Once an Aspie male or female learns of the advantages of intercultural love, he or she should jump right on it and waste no time in finding love. No stone should be left unturned, no opportunity missed. Take as many foreign language classes as possible in high school or even college. Join culture clubs, both for learning about the world around you and checking out the European hottie down the street from you.

While still living at home with the parents, encourage them to host a foreign exchange student, preferably multiple, and all of the particular gender you are interested in. You might even try to convince these exchange students it is “custom” for the exchange student to marry the son/daughter of the host 5-10 years down the line, much like arranged marriages in other countries. Say it was written in the exchange contract and approved by the school. Heck, say it’s the law-do you really think 16 year olds have bothered memorizing every one before they came over here?

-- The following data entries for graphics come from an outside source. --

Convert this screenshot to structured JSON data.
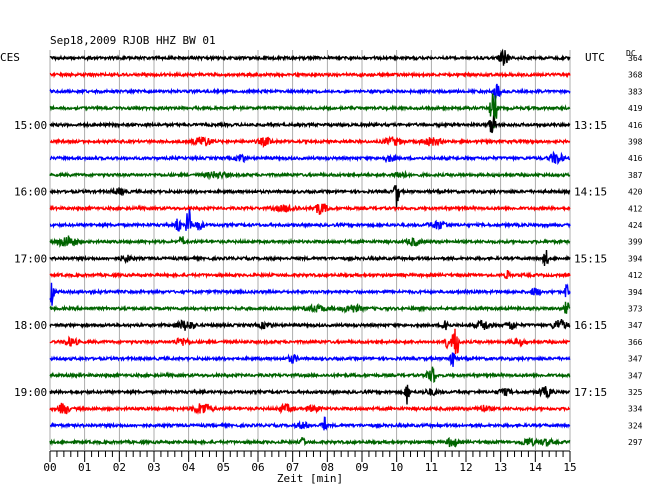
{
  "header": {
    "title": "Sep18,2009   RJOB HHZ BW 01",
    "left_zone": "CES",
    "right_zone": "UTC",
    "dc_label": "DC"
  },
  "chart_data": {
    "type": "line",
    "title": "Sep18,2009   RJOB HHZ BW 01",
    "xlabel": "Zeit [min]",
    "ylabel": "",
    "xlim": [
      0,
      15
    ],
    "x_ticks": [
      "00",
      "01",
      "02",
      "03",
      "04",
      "05",
      "06",
      "07",
      "08",
      "09",
      "10",
      "11",
      "12",
      "13",
      "14",
      "15"
    ],
    "grid": true,
    "row_colors": [
      "#000000",
      "#ff0000",
      "#0000ff",
      "#006400"
    ],
    "rows": 24,
    "left_time_labels": [
      {
        "row": 4,
        "text": "15:00"
      },
      {
        "row": 8,
        "text": "16:00"
      },
      {
        "row": 12,
        "text": "17:00"
      },
      {
        "row": 16,
        "text": "18:00"
      },
      {
        "row": 20,
        "text": "19:00"
      }
    ],
    "right_time_labels": [
      {
        "row": 4,
        "text": "13:15"
      },
      {
        "row": 8,
        "text": "14:15"
      },
      {
        "row": 12,
        "text": "15:15"
      },
      {
        "row": 16,
        "text": "16:15"
      },
      {
        "row": 20,
        "text": "17:15"
      }
    ],
    "dc_values": [
      364,
      368,
      383,
      419,
      416,
      398,
      416,
      387,
      420,
      412,
      424,
      399,
      394,
      412,
      394,
      373,
      347,
      366,
      347,
      347,
      325,
      334,
      324,
      297
    ],
    "bursts": [
      [
        [
          13.1,
          0.2,
          8
        ]
      ],
      [],
      [
        [
          12.9,
          0.15,
          12
        ]
      ],
      [
        [
          12.8,
          0.15,
          20
        ]
      ],
      [
        [
          12.75,
          0.15,
          10
        ]
      ],
      [
        [
          4.4,
          0.4,
          5
        ],
        [
          6.2,
          0.3,
          4
        ],
        [
          9.9,
          0.4,
          4
        ],
        [
          11.0,
          0.4,
          4
        ]
      ],
      [
        [
          5.5,
          0.2,
          5
        ],
        [
          9.8,
          0.3,
          3
        ],
        [
          14.6,
          0.3,
          6
        ]
      ],
      [
        [
          4.8,
          0.5,
          3
        ],
        [
          10.1,
          0.3,
          3
        ]
      ],
      [
        [
          10.0,
          0.1,
          16
        ],
        [
          2.0,
          0.3,
          3
        ]
      ],
      [
        [
          7.8,
          0.3,
          6
        ],
        [
          6.8,
          0.5,
          3
        ]
      ],
      [
        [
          4.0,
          0.1,
          22
        ],
        [
          3.7,
          0.1,
          10
        ],
        [
          11.2,
          0.4,
          4
        ],
        [
          4.3,
          0.2,
          5
        ]
      ],
      [
        [
          0.5,
          0.4,
          6
        ],
        [
          3.8,
          0.1,
          8
        ],
        [
          10.5,
          0.3,
          4
        ]
      ],
      [
        [
          14.3,
          0.1,
          10
        ],
        [
          2.2,
          0.3,
          3
        ]
      ],
      [
        [
          13.2,
          0.1,
          5
        ]
      ],
      [
        [
          0.05,
          0.1,
          14
        ],
        [
          14.0,
          0.2,
          4
        ],
        [
          14.9,
          0.1,
          8
        ]
      ],
      [
        [
          8.7,
          0.4,
          4
        ],
        [
          14.9,
          0.1,
          8
        ],
        [
          7.7,
          0.5,
          3
        ]
      ],
      [
        [
          3.9,
          0.4,
          5
        ],
        [
          12.5,
          0.3,
          5
        ],
        [
          14.7,
          0.3,
          6
        ],
        [
          11.4,
          0.1,
          12
        ],
        [
          13.3,
          0.2,
          5
        ],
        [
          6.2,
          0.3,
          3
        ]
      ],
      [
        [
          11.7,
          0.15,
          18
        ],
        [
          11.4,
          0.1,
          10
        ],
        [
          0.6,
          0.3,
          4
        ],
        [
          3.8,
          0.3,
          4
        ],
        [
          13.5,
          0.3,
          3
        ]
      ],
      [
        [
          11.6,
          0.1,
          14
        ],
        [
          7.0,
          0.2,
          4
        ]
      ],
      [
        [
          11.05,
          0.1,
          12
        ],
        [
          10.9,
          0.1,
          6
        ]
      ],
      [
        [
          10.3,
          0.1,
          12
        ],
        [
          14.3,
          0.3,
          5
        ],
        [
          11.0,
          0.3,
          3
        ],
        [
          13.1,
          0.3,
          3
        ]
      ],
      [
        [
          0.4,
          0.2,
          7
        ],
        [
          4.4,
          0.4,
          6
        ],
        [
          6.8,
          0.3,
          4
        ],
        [
          7.6,
          0.3,
          3
        ],
        [
          12.5,
          0.3,
          3
        ]
      ],
      [
        [
          7.9,
          0.1,
          10
        ],
        [
          7.3,
          0.3,
          3
        ]
      ],
      [
        [
          11.6,
          0.2,
          6
        ],
        [
          7.3,
          0.1,
          6
        ],
        [
          13.8,
          0.3,
          4
        ],
        [
          14.3,
          0.3,
          3
        ]
      ]
    ]
  }
}
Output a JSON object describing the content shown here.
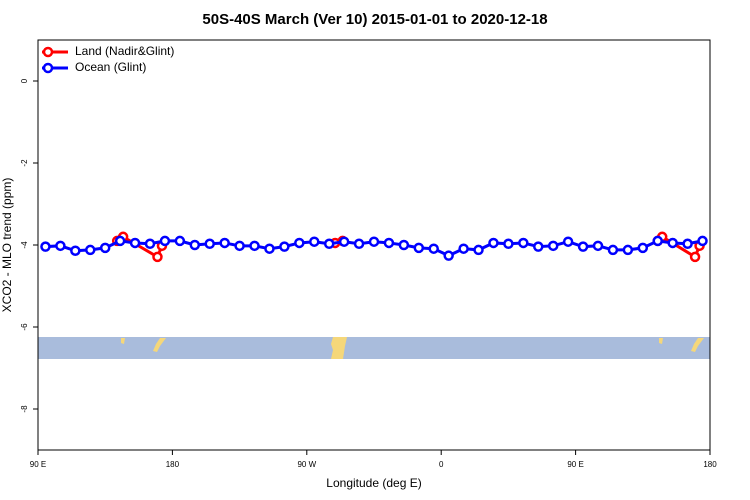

#2 Going MIA At Social Gatherings

Written by SAPL on Sunday, July 13th, 2008 in Socialization.

The Party’s Getting Started!

1/2 Hour Later…

It is a misconception that Aspergers do not like to socialize, probably created by some of the idiots who get annoyed at Aspie traits that are in fact just different. Aspies do socialize-they just don’t require nearly as much of it as neurotypicals do. That being said, when many Aspies come along for social gatherings-birthday parties, reunions, etc., they will spend a few minutes chatting then quickly move on to something else that sparks their interest and is usually a solitary activity, otherwise known as Going MIA At Social Gatherings.

The solitary activity may range from catching up on a work or personal project, reading the latest Journal of American Medical Association to catch up on the latest statin information, surfing the internet, etc., etc. It’s not that the Aspie is trying to be rude and shun everyone at the party-it’s simply that they do not have a need to do any more socializing and pretending to do so will only result in boredom, irritation, etc.

Neurotypical friends and family who don’t realize the Aspie doesn’t have the same level of social need as they may mistakenly coax or even demand the Aspie stop running away and socialize more. They may make it a point to invite them to 2x as many social functions after they realize how the Aspie behaves, thinking the Aspie simply needs “exposure” or “practice” in being more social. This can result in numerous reactive behaviors from the Aspie, ranging from creating excuses to being downright rude to guest because they feel they are “forced” into situations and words and feelings are being put into their mouths (“I don’t have a social phobia…I am not shy…I just don’t care for it”).

Sooner or later the Aspie gets smart and learns to use these “forced socialization” events to their advantage, such as agreeing to go the the friend’s party for obtaining her MBA just because they know the friend has a NICE CD burner in the upstairs room where they can burn the latest live Radiohead concert mp3s. Or, they might think to themselves, “Oh, they own that cool dog. He’ll be great to play with.” Food is always a motivator for everyone, Aspie or neurotypical, and good grub may be worth a thousand small talks to some.

In summary, Aspies like socialization, they just don’t need as much of it as neurotypicals do.